Avec Ouessantines, Belle-Île en père, Sang de Sein et Cache-cache mortel à Bréhat, le duo Patrick Weber (au scénario) et Nicoby (au dessin) ont réalisé de superbes bandes dessinées sur les îles bretonnes. La nouvelle édition de Ouessantines, en format poche, est l’occasion de toutes les relire.

1- Ouessantines

A Conquet, la jeune bretonne Soizic, qui n’a pas froid aux yeux, a décidé de changer de vie. Malgré les avertissements de sa mère, elle embarque pour Ouessant, afin d’ouvrir une maison d’hôtes. Avec une météo exécrable, le voyage est éprouvant pour les touristes peu habitués à la houle. Soizic va vite déchanter. Elle rencontre son contact sur l’île, lequel n’a pas les panneaux solaires et reste d’une humeur massacrante. Surtout, l’accueil des insulaires, entre méfiance et médisances, est hostile. Il se murmure même que ce nouveau gîte serait un lupanar ! La jeune femme à la personnalité joyeuse et avenante va découvrir que ce ne sera pas si simple de se faire accepter par les habitants de l’île. Seule la vieille Marie l’accueille avec bienveillance, au grand dam de ses quatre amies célibataires, les « corneilles ». Mais Marie est retrouvée pendue chez elle, peu de temps plus tard. Selon son testament, elle lègue ses économies aux « corneilles », mais tous les objets de sa maison à « la nouvelle venue sur Ouessant », qu’elle avait pris en affection. Soizic se met alors en quête du secret de Marie. Mais elle subit la haine des amies de la défunte, qui ne comprennent pas ce legs à une fille du continent…

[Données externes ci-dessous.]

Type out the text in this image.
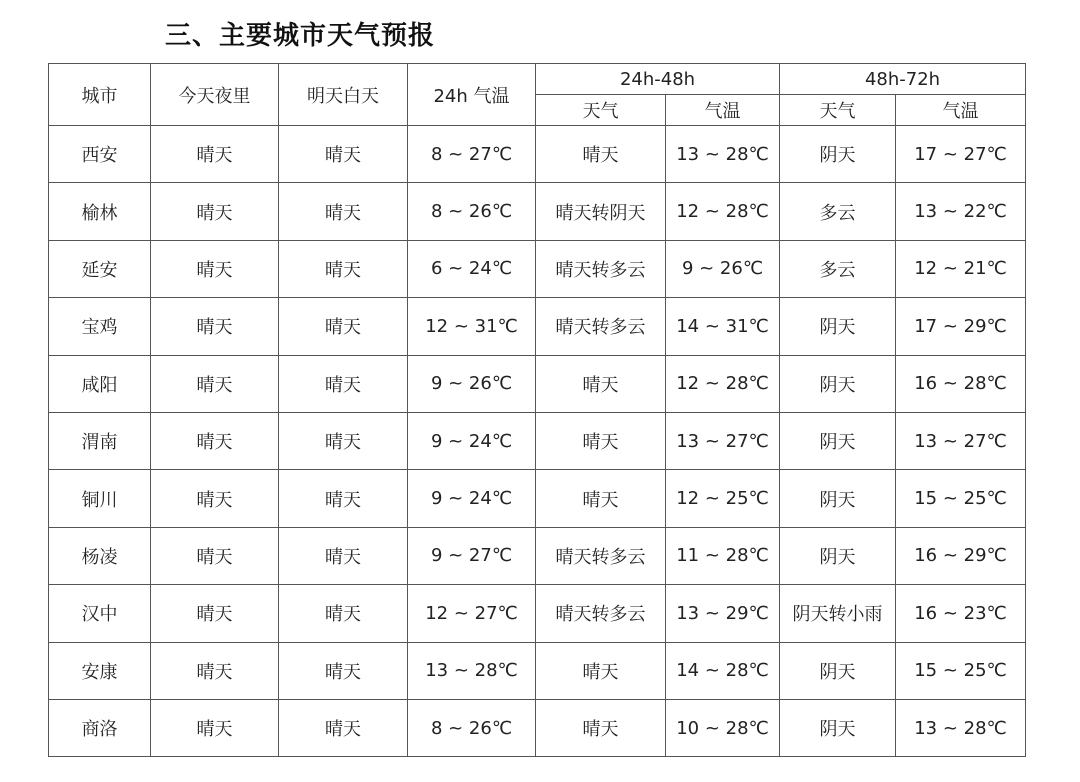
三、主要城市天气预报
城市	今天夜里	明天白天	24h 气温	24h-48h		48h-72h	
				天气	气温	天气	气温
西安	晴天	晴天	8 ~ 27℃	晴天	13 ~ 28℃	阴天	17 ~ 27℃
榆林	晴天	晴天	8 ~ 26℃	晴天转阴天	12 ~ 28℃	多云	13 ~ 22℃
延安	晴天	晴天	6 ~ 24℃	晴天转多云	9 ~ 26℃	多云	12 ~ 21℃
宝鸡	晴天	晴天	12 ~ 31℃	晴天转多云	14 ~ 31℃	阴天	17 ~ 29℃
咸阳	晴天	晴天	9 ~ 26℃	晴天	12 ~ 28℃	阴天	16 ~ 28℃
渭南	晴天	晴天	9 ~ 24℃	晴天	13 ~ 27℃	阴天	13 ~ 27℃
铜川	晴天	晴天	9 ~ 24℃	晴天	12 ~ 25℃	阴天	15 ~ 25℃
杨凌	晴天	晴天	9 ~ 27℃	晴天转多云	11 ~ 28℃	阴天	16 ~ 29℃
汉中	晴天	晴天	12 ~ 27℃	晴天转多云	13 ~ 29℃	阴天转小雨	16 ~ 23℃
安康	晴天	晴天	13 ~ 28℃	晴天	14 ~ 28℃	阴天	15 ~ 25℃
商洛	晴天	晴天	8 ~ 26℃	晴天	10 ~ 28℃	阴天	13 ~ 28℃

Le journaliste belge Patrick Weber, connu pour ses nombreux scenarios de bandes dessinées ayant pour cadre l’Histoire (Novikov, Alix 26, 27 et 28, La dernière reine, Loïs 3, 4 et 5, 1066, Sparte, Les Aventures de Kathleen…), s’est aussi intéressé aux îles bretonnes. Par un scénario intimiste, Patrick Weber montre que la méfiance des ouessantins envers les étrangers n’est pas une légende. Soizic représente l’espoir de nombreux jeunes qui cherchent à pratiquer une activité professionnelle agréable et qui a du sens. Elle analyse la situation insulaire avec lucidité. Cette histoire avance en douceur avant d’aboutir à une recherche de la vérité sur le passé : une histoire de naufrage, de trésor et d’un terrible secret entre amies. Mais le rythme reste toujours aussi paisible.

On peut trouver la présentation des vieilles ouessantines un rien caricatural. Sans doute ne sont-elles pas aussi mégères, farouches et hostiles envers les « étrangers ». Mais il est vrai que cette communauté insulaire tente, tant bien que mal, de se préserver du tourisme. On peut seulement regretter quelques facilités : les touristes parisiens insupportables, en contraste avec le sympathique couple de lesbiennes qui prennent le temps de vivre. L’enquête semble également improbable. Mais Weber rappelle que les femmes de cette île, pendant que leurs maris étaient en mer, collectaient le précieux goémon, s’occupaient des troupeaux et, parfois, pillaient les épaves au nom du droit de bris. On comprend alors ce vieux dicton : « Qui voit Ouessant voit son sang ».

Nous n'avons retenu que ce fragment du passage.